The Comic Book Plus site has an unbelievable trove of over 33,000 Golden Age and Silver Age comics books, scanned and ready to be read in full. Once you get drawn into it, it’s like you’re a kid sitting on the floor, surrounded by piles of rare and amazing comic books you’d never imagined you’d ever get to read.
I love the Dell comics section, particularly the Four Color series. This is a series that was published several times a month, featuring mostly licensed one-shot comics. The quality of the art and writing is surprisingly high, and the comic book versions of obscure sitcoms (Car 54, Where Are You?), cartoons (King Leonardo and His Short Subjects), adventure shows (Sea Hunt), and tons of other material are fascinating and hilarious (intentionally and otherwise).

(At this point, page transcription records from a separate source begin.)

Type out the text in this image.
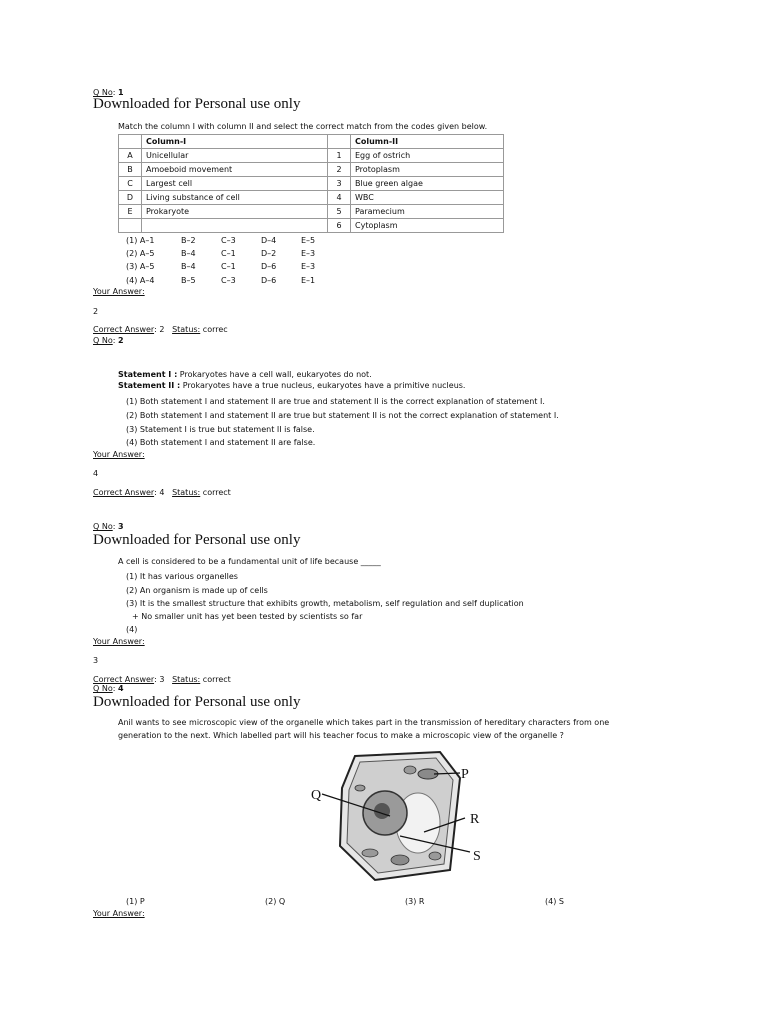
Q No: 1
Downloaded for Personal use only
Match the column I with column II and select the correct match from the codes given below.
	Column-I		Column-II
A	Unicellular	1	Egg of ostrich
B	Amoeboid movement	2	Protoplasm
C	Largest cell	3	Blue green algae
D	Living substance of cell	4	WBC
E	Prokaryote	5	Paramecium
		6	Cytoplasm
(1) A–1	B–2	C–3	D–4	E–5
(2) A–5	B–4	C–1	D–2	E–3
(3) A–5	B–4	C–1	D–6	E–3
(4) A–4	B–5	C–3	D–6	E–1
Your Answer:
2
Correct Answer: 2 Status: correc
Q No: 2
Statement I : Prokaryotes have a cell wall, eukaryotes do not.
Statement II : Prokaryotes have a true nucleus, eukaryotes have a primitive nucleus.
(1) Both statement I and statement II are true and statement II is the correct explanation of statement I.
(2) Both statement I and statement II are true but statement II is not the correct explanation of statement I.
(3) Statement I is true but statement II is false.
(4) Both statement I and statement II are false.
Your Answer:
4
Correct Answer: 4 Status: correct
Q No: 3
Downloaded for Personal use only
A cell is considered to be a fundamental unit of life because _____
(1) It has various organelles
(2) An organism is made up of cells
(3) It is the smallest structure that exhibits growth, metabolism, self regulation and self duplication
+ No smaller unit has yet been tested by scientists so far
(4)
Your Answer:
3
Correct Answer: 3 Status: correct
Q No: 4
Downloaded for Personal use only
Anil wants to see microscopic view of the organelle which takes part in the transmission of hereditary characters from one
generation to the next. Which labelled part will his teacher focus to make a microscopic view of the organelle ?
P
Q
R
S
(1) P	(2) Q	(3) R	(4) S
Your Answer:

Where else would I have discovered King of Diamonds, a comic book based on a short-lived TV show about detective John King (Broderick Crawford) who ONLY takes cases involving the recovery of stolen diamonds? The guy is weirdly obsessed. And he’s a comic book hero who looks like this:
(art by Mike Sekowsky, Frank Giacoia)
I have no comment on the site’s claim that all the comic books on the site are in the Public Domain, except to say that it’s so obviously in everyone’s interest that these comics are made available for people to see, and no one’s economic interests are harmed in the least.